Tim Wöhrle gab ein starkes Comeback. Foto: Eibner

Regionalliga: Luca Kölsch erleidet Kreuzbandriss. Hessen Kassel kreuzt am Mittwoch auf. 

Es läuft beim Fußball-Regionalligisten TSG Balingen. Am Sonntag machte das Team von Cheftrainer Martin Braun und seinem kickenden Co Lukas Foel­sch den "Dreier-Hattrick" mit einem Erfolg bei Schlusslicht Eintracht Stadtallendorf perfekt.

1:0 im Nachholspiel zu Hause gegen die ambitionierten Offenbacher Kickers, 3:2 bei der Reserve des Bundesligisten VfB Stuttgart, und am Samstag der 3:0-Auswärtssieg beim Aufsteiger und Tabellenletzten Eintracht Stadtallendorf – drei Siege in Serie in der vierthöchsten deutschen Spielklasse hatte es für die Eyachstädter zuvor noch nie gegeben.

Ohnehin zeigt sich das Braun-Team nach dem Corona-Restart gut auf der Höhe. Zwar setzte es zunächst eine vermeidbare 2:3-Niederlage bei der TuS Rot-Weiß Koblenz, doch danach musste sich die TSG nur noch Spitzenreiter FSV Frankfurt, der seine jüngsten sechs Partien allesamt für sich entschieden hat, mit 0:1 geschlagen geben.

28 Punkte hat die TSG inzwischen auf dem Konto und belegt nach 17 Spieltagen den siebten Tabellenplatz. Der Vorsprung auf die Abstiegsplätze beträgt mittlerweile schon satte zehn Punkte. Das Gute bei den Balingern: Sie punkten nicht nur gegen die vermeintlich starken Gegner, sondern auch gegen jene, die im Tableau hinter ihnen rangieren. So schlugen sie nach dem Corona-Break den TSV Schott Mainz mit 4:0 und nun eben auch Stadtallendorf sicher. "Wir haben das wirklich gut gemacht. Ich habe vom Gegner im gesamten Spiel keine richtige Torchance gesehen. Defensiv hat die Mannschaft sehr diszipliniert gespielt und ist insgesamt sehr geduldig geblieben", sagt Braun.

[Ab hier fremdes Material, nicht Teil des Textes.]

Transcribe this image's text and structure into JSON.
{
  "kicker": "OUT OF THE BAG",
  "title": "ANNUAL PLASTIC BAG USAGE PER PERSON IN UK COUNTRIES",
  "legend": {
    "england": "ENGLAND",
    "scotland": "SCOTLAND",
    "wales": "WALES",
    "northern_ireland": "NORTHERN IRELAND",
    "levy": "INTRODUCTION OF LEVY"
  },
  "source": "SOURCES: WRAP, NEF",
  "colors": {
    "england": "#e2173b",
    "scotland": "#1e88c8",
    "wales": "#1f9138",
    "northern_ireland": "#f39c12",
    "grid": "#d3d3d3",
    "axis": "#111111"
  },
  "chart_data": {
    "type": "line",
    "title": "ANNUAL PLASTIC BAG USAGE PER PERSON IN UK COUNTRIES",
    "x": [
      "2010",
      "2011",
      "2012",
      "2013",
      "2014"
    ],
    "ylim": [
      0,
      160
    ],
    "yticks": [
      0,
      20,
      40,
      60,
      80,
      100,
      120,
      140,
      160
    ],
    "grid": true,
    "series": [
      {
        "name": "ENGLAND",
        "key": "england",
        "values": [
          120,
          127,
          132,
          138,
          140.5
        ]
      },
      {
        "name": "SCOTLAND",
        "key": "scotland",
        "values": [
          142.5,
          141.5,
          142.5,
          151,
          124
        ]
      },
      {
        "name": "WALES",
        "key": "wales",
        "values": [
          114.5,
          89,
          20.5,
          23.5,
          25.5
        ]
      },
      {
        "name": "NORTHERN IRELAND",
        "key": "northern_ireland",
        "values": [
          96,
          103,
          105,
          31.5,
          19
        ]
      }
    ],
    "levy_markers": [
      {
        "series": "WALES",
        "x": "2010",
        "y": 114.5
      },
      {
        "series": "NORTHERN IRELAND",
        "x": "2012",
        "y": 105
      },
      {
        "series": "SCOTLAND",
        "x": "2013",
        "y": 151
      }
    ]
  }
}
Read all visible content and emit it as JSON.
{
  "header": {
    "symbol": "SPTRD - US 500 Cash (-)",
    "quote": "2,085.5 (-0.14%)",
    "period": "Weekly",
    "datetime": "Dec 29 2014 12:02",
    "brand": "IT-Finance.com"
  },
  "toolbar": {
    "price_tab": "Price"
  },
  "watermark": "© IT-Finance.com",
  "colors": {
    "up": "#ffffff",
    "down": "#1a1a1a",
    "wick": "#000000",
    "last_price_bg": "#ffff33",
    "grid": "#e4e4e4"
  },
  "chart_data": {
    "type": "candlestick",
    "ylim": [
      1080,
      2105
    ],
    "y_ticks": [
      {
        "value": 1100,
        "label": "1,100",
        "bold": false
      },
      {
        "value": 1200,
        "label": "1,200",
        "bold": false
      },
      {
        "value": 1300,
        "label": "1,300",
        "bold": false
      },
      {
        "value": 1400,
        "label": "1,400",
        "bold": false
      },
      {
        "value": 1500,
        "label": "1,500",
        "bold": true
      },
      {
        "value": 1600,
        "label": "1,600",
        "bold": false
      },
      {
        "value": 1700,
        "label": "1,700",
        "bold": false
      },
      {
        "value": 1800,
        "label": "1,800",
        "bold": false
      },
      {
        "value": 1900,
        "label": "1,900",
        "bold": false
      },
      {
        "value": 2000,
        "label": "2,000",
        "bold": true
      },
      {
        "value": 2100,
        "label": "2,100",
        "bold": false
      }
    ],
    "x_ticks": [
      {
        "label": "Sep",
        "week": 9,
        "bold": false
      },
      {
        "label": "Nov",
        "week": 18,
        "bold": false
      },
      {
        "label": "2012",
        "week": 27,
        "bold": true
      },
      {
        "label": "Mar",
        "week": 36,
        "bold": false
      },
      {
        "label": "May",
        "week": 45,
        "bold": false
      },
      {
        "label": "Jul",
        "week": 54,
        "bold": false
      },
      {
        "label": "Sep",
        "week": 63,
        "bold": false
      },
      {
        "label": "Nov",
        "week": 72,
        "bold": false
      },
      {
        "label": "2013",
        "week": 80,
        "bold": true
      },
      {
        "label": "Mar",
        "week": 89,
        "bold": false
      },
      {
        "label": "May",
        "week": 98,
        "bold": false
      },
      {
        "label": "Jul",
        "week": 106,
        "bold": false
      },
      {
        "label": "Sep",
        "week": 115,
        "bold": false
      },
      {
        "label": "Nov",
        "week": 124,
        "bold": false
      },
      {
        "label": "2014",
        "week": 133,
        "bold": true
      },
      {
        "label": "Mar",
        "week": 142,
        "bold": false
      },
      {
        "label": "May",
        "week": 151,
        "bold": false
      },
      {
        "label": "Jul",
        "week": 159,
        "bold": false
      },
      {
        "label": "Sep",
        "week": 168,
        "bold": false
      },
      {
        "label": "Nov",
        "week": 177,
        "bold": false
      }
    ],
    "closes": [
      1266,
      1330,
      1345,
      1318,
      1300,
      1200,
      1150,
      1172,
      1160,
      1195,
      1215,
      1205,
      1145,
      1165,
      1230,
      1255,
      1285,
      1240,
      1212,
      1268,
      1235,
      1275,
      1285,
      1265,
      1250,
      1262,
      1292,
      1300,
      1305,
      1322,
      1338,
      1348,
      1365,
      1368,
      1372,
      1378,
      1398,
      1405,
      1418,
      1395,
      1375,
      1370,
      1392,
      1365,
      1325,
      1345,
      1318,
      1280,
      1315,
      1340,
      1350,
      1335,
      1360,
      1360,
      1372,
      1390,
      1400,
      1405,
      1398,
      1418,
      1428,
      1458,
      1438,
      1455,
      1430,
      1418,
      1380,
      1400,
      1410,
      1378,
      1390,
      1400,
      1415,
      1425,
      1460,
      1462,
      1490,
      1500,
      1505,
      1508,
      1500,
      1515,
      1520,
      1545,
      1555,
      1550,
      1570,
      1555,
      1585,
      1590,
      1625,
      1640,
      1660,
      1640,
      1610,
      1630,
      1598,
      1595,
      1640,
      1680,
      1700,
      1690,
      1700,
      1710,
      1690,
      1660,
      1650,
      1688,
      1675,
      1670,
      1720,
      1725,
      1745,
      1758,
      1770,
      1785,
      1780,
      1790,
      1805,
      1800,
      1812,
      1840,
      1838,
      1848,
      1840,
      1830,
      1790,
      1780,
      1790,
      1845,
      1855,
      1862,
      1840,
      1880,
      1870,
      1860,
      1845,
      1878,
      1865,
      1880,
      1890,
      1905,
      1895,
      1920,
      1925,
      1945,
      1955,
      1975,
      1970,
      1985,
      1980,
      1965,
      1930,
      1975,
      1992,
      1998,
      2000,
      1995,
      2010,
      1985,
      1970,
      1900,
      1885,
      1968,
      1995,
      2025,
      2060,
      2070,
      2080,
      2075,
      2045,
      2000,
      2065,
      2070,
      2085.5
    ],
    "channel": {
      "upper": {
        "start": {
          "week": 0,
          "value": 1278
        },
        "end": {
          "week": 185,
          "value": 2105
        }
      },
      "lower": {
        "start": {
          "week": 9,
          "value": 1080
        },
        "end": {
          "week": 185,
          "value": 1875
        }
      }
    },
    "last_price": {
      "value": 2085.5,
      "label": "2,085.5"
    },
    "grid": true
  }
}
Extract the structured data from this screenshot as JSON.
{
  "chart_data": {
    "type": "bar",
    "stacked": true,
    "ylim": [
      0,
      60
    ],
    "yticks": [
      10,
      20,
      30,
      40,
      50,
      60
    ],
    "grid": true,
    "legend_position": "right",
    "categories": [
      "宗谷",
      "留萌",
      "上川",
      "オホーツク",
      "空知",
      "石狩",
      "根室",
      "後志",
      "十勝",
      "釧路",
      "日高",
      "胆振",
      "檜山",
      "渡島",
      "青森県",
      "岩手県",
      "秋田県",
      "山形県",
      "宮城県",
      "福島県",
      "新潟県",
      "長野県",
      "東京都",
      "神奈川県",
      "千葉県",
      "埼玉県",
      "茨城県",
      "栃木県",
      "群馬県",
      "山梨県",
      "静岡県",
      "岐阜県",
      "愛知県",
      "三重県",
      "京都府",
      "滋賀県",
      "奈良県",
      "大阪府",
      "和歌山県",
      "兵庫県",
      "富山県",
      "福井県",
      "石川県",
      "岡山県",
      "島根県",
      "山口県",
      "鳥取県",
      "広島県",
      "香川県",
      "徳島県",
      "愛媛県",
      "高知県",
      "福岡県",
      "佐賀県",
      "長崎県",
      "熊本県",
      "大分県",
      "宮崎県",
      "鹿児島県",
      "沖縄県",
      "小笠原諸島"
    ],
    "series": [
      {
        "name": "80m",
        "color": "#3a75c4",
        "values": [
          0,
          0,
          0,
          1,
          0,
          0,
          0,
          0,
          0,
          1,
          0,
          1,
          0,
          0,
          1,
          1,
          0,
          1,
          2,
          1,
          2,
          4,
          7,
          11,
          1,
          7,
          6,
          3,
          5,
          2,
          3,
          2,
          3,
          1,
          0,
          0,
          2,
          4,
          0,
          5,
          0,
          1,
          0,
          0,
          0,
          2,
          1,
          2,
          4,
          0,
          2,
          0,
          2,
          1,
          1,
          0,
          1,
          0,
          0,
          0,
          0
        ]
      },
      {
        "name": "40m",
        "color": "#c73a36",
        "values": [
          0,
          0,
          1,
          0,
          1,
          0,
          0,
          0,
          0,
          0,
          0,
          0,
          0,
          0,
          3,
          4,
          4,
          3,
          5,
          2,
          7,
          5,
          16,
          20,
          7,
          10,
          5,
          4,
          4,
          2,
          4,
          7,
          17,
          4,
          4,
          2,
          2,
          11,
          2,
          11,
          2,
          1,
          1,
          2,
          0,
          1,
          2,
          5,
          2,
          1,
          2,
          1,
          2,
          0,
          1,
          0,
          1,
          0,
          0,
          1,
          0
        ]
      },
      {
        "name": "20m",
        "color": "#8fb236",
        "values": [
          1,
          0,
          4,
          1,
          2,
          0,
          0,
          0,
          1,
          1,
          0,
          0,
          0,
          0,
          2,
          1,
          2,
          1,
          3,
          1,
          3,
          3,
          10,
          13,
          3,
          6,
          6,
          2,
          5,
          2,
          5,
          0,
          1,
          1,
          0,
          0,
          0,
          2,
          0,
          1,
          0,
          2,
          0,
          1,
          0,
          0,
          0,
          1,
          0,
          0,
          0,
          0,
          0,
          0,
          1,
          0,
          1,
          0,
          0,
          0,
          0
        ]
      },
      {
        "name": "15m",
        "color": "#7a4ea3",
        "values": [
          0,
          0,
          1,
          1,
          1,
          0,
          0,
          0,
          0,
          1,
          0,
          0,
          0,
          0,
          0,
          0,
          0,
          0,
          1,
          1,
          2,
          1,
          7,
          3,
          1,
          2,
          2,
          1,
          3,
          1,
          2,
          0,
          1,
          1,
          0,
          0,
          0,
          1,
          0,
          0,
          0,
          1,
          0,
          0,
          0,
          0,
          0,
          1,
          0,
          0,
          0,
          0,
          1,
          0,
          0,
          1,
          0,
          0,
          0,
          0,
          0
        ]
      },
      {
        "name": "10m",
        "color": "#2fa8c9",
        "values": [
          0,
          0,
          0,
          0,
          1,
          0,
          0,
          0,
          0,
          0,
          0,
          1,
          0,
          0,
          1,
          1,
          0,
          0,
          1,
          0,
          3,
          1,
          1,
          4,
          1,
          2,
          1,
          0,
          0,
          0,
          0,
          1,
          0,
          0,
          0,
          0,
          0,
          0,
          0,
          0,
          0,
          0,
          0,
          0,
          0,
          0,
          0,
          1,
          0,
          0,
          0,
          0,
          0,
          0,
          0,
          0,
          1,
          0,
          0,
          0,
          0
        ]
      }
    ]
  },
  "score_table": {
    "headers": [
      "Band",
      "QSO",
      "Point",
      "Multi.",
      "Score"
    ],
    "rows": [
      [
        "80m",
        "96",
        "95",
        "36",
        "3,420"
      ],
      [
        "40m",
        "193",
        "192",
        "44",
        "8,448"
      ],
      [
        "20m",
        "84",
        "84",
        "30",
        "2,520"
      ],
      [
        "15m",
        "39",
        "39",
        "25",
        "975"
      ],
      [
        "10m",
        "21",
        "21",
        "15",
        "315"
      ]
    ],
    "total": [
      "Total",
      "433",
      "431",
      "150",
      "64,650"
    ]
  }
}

Ende der ersten Halbzeit unterstützte Stadtallendorfs Kristian Gaudermann mit einem Eigentor die Gäste noch beim Toreschießen (39.), in der zweiten Hälfte schlossen Marc Pettenkofer (57.) und Simon Klostermann (72.) zwei sehenswerte Angriffe der Schwaben zum 3:0-Endstand ab. "Wenn man das im Training ohne Gegenspieler trainieren will, und es so klappt, wäre es sehr gut gewesen", so Braun, "gerade das 2:0 lief über acht Kontakte. Da hat die Mannschaft eine hohe Ballsicherheit und ein sehr gutes Pass-Spiel mit dem ständigen Blick nach vorne gezeigt." Ein starkes Comeback gab Tim Wöhrle. Der hatte zuletzt wegen Beschwerden an der Achillessehne fünf Spiele lang pausiert und wäre eigentlich nur für einen 30-minütigen Einsatz vorgesehen gewesen. Da sich aber Luca Leon Kölsch bereits in der ersten Halbzeit am Knie verletzte (28.), musste Wöhrle unerwartet früh ran. "Er ist körperlich auf guten Niveau gewesen und ein extrem guter Fußballer. Er war sehr schnell auf einem hohen Niveau und ist deshalb eine gute Option für die Startelf am Mittwoch im Heimspiel gegen Hessen Kassel", so Braun. Zumal es Kölsch doch schlimm erwischte. Nach einer MRT-Untersuchung am Montagnachmittag stand fest: Kölsch hat sich das vordere Kreuzband gerissen, wird sich einer Operation unterziehen müssen und lange ausfallen. "Das ist bitter. Schlimmer wäre gewesen, wenn er sich das hintere Kreuzband gerissen und auch noch andere Weichteile im Knie beschädigt hätte", sagt TSG-Trainer Braun.

Bereits um 17.30 Uhr soll die Partie der TSG gegen den früheren Erstligisten, der derzeit den 13. Tabellenplatz belegt, auf dem Kunstrasenplatz der Balinger-Bizerba-Arena angepfiffen werden. Am Montagmorgen war das Spielfelds jedoch nur zur Hälfte vom Schnee befreit. Braun nimmt’s wie es ist. "Ich hoffe, dass wir noch mal ordentlich trainieren und am Mittwoch dann auch spielen können."